At the end of the month, China will no longer require PCR tests for travelers coming from abroad, the country has said. From April 29th, all that will be required of passengers is a negative quick antigen test result.
the end PCR testing in China
Even though China announced the removal of COVID-related restrictions in January, visitors still had to show proof of a negative PCR test before entering the country. This will no longer be the case beginning on April 29; nevertheless, travelers will still need to present a COVID antigen test result obtained within 48 hours of departure, as stated by Foreign Ministry spokeswoman Mao Ning on Tuesday during a news briefing in Beijing.Bloomberg quoted Mao as saying,
To maintain the secure, healthy, and organized personnel interchange between China and other nations, we will keep improving prevention and control policies in a science-based manner in light of the evolving pandemic scenario.
Airlines will also not be compelled to review documentation of antigen test results, according to Mao. China had earlier this year suspended the PCR requirement for certain countries, including New Zealand and Malaysia, but left it in place for others. of response to an increase of COVID cases in China around the end of 2022, a number of nations, including the US, instituted mandatory testing of Chinese immigrants. This prompted Chinese authorities to maintain their own testing program. The Chinese authorities ultimately appear to have chosen to reciprocate, as this was lifted by early March as China cases faded.
before the holidays
Starting on April 29th, the day before the first of five consecutive public holidays, the new rule will take effect. Despite the fact that domestic travel will predominate at this time, data shows that international travel bookings have increased by more than 12 times since last year, with overseas tour groups increasing by 137% since the beginning of April.
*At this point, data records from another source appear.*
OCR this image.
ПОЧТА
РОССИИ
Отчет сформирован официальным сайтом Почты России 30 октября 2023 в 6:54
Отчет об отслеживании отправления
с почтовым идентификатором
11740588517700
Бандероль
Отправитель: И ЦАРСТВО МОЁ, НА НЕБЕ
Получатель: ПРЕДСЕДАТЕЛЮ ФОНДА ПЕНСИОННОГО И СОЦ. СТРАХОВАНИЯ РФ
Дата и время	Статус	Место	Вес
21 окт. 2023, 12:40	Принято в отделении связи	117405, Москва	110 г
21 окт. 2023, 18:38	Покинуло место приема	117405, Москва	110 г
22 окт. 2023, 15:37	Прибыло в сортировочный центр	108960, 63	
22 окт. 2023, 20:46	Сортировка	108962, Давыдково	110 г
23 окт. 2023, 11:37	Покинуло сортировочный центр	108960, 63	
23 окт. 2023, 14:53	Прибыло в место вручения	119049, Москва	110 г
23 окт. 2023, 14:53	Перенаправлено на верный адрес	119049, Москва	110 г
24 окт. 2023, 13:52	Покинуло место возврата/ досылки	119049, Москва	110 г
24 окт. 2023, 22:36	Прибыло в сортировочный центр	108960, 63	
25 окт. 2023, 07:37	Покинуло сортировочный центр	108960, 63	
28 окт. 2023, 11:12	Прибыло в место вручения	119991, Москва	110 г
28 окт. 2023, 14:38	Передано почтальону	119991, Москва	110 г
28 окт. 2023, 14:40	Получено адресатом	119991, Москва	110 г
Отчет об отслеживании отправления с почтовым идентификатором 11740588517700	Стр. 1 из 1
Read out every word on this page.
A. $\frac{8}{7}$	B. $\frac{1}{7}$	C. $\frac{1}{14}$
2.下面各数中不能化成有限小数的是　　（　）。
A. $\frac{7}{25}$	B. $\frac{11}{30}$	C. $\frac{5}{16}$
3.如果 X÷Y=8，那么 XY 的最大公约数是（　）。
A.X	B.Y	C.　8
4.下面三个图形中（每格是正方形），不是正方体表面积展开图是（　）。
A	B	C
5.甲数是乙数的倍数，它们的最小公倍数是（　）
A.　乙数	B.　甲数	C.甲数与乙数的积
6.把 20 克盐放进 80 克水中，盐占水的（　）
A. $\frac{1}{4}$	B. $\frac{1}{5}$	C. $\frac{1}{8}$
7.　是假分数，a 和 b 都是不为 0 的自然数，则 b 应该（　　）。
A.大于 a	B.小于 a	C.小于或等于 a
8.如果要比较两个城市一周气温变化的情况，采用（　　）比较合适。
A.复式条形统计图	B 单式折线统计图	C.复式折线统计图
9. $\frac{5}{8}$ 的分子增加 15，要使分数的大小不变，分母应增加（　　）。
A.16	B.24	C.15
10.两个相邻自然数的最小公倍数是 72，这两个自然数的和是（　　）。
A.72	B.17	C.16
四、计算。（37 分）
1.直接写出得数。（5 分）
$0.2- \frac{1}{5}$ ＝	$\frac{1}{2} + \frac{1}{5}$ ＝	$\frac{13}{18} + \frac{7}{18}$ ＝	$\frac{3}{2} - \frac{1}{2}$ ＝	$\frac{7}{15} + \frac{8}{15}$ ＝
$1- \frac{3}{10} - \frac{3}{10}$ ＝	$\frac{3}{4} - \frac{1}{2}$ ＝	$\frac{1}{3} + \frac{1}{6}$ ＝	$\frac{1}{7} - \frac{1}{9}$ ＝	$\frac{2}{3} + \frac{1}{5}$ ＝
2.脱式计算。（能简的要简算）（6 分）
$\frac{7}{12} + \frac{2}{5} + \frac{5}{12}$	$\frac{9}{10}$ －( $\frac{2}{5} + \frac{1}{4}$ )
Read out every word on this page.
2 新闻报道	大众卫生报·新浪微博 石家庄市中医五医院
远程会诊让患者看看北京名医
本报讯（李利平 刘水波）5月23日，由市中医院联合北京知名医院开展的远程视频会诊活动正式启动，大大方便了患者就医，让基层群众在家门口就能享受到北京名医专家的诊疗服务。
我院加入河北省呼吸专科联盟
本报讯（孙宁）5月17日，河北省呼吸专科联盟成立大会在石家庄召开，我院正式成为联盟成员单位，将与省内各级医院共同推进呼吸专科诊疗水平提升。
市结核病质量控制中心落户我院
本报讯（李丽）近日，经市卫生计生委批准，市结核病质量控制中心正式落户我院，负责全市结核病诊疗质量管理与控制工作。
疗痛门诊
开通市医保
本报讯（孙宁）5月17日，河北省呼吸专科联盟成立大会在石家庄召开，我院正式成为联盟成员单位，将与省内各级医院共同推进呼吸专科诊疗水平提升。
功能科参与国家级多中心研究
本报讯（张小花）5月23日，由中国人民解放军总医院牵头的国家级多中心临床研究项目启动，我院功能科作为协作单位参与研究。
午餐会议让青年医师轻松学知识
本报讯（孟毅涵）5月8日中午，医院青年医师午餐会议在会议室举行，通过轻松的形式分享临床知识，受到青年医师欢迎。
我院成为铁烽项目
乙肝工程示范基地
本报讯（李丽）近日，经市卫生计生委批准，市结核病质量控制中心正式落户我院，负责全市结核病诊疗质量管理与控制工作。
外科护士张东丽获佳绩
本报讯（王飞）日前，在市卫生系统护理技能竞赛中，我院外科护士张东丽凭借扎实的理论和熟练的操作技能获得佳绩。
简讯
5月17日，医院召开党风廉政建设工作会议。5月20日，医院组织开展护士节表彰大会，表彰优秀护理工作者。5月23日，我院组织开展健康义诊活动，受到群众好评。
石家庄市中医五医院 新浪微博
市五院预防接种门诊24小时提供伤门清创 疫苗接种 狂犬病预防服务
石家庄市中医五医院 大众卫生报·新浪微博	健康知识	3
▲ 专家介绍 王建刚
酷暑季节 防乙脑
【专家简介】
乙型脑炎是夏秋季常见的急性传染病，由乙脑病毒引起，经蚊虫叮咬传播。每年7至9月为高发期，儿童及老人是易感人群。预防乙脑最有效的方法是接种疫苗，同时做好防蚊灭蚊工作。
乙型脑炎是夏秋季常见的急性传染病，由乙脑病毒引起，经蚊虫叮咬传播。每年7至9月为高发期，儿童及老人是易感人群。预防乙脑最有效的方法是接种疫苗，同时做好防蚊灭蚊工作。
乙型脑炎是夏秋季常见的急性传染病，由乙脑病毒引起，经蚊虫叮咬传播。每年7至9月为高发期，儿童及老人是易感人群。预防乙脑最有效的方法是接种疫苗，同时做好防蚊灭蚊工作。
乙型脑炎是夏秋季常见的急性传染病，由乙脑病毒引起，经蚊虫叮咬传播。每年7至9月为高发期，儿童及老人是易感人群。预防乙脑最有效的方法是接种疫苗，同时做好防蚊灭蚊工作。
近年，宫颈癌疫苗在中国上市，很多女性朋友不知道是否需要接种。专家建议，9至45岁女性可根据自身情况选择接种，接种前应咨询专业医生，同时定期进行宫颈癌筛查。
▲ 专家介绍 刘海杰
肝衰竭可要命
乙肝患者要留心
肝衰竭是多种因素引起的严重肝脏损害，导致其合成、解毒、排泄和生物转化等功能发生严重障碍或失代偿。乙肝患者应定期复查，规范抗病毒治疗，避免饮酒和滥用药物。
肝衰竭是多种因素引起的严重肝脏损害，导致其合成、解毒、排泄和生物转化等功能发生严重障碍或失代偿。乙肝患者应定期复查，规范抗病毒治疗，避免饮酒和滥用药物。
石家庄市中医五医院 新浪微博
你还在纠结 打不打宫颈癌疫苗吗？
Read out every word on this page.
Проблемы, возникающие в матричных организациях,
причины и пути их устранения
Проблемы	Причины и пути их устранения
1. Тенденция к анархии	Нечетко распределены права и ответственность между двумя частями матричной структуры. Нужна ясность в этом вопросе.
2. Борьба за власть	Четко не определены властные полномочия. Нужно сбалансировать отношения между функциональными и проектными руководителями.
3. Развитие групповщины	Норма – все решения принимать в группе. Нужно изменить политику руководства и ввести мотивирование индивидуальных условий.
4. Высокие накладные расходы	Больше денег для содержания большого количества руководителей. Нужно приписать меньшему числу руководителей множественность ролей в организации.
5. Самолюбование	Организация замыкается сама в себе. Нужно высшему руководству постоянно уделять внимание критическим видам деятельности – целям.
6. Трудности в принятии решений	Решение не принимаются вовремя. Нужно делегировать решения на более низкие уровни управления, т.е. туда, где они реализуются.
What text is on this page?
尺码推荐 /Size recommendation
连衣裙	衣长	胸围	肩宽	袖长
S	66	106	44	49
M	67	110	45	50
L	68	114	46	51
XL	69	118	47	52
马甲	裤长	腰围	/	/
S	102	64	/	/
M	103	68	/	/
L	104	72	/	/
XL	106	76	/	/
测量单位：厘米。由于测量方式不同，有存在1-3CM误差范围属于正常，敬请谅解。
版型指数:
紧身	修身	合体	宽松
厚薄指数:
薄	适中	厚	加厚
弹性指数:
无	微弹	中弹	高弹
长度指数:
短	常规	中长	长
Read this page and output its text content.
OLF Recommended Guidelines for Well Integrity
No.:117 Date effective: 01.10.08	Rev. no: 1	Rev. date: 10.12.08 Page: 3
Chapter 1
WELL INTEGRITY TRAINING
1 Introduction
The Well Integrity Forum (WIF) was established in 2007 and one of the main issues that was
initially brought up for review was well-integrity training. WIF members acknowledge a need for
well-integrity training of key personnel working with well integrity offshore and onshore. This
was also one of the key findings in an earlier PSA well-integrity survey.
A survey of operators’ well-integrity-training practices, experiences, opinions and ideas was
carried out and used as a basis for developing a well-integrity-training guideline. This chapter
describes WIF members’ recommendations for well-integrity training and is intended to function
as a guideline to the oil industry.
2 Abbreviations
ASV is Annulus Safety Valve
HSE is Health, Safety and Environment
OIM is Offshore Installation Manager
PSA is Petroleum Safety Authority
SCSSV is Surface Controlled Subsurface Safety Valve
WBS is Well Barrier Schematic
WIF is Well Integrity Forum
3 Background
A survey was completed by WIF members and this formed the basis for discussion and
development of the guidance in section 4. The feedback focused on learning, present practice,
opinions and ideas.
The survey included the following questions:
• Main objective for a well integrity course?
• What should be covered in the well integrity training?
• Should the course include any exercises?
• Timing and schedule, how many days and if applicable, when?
China was among the last nations in the world to remove most of its COVID-related limitations on incoming travelers, so its current level of international capacity is still far below that of its pre-COVID levels. International capacity is currently less than 30% of pre-pandemic levels, according to recent data from the Civil Aviation Administration of China (CAAC), despite the domestic market faring far better.Beijing Capital International Airport (PEK) and Shanghai Pudong Airport (PVG), two of the busiest airports in the world, have seen the biggest drops in long-haul seats this month compared to last year, highlighting how far behind the world economy the country is.
Today’s revelation, however, will surely be useful in removing an expensive and frequently annoying barrier to foreign travel. Other challenges still exist, such as restricted airplane capacity and visa backlogs. China will need around a year to regain its pre-pandemic capacity, according to Subhas Menon, director general of the Association of Asia-Pacific Airlines, in February.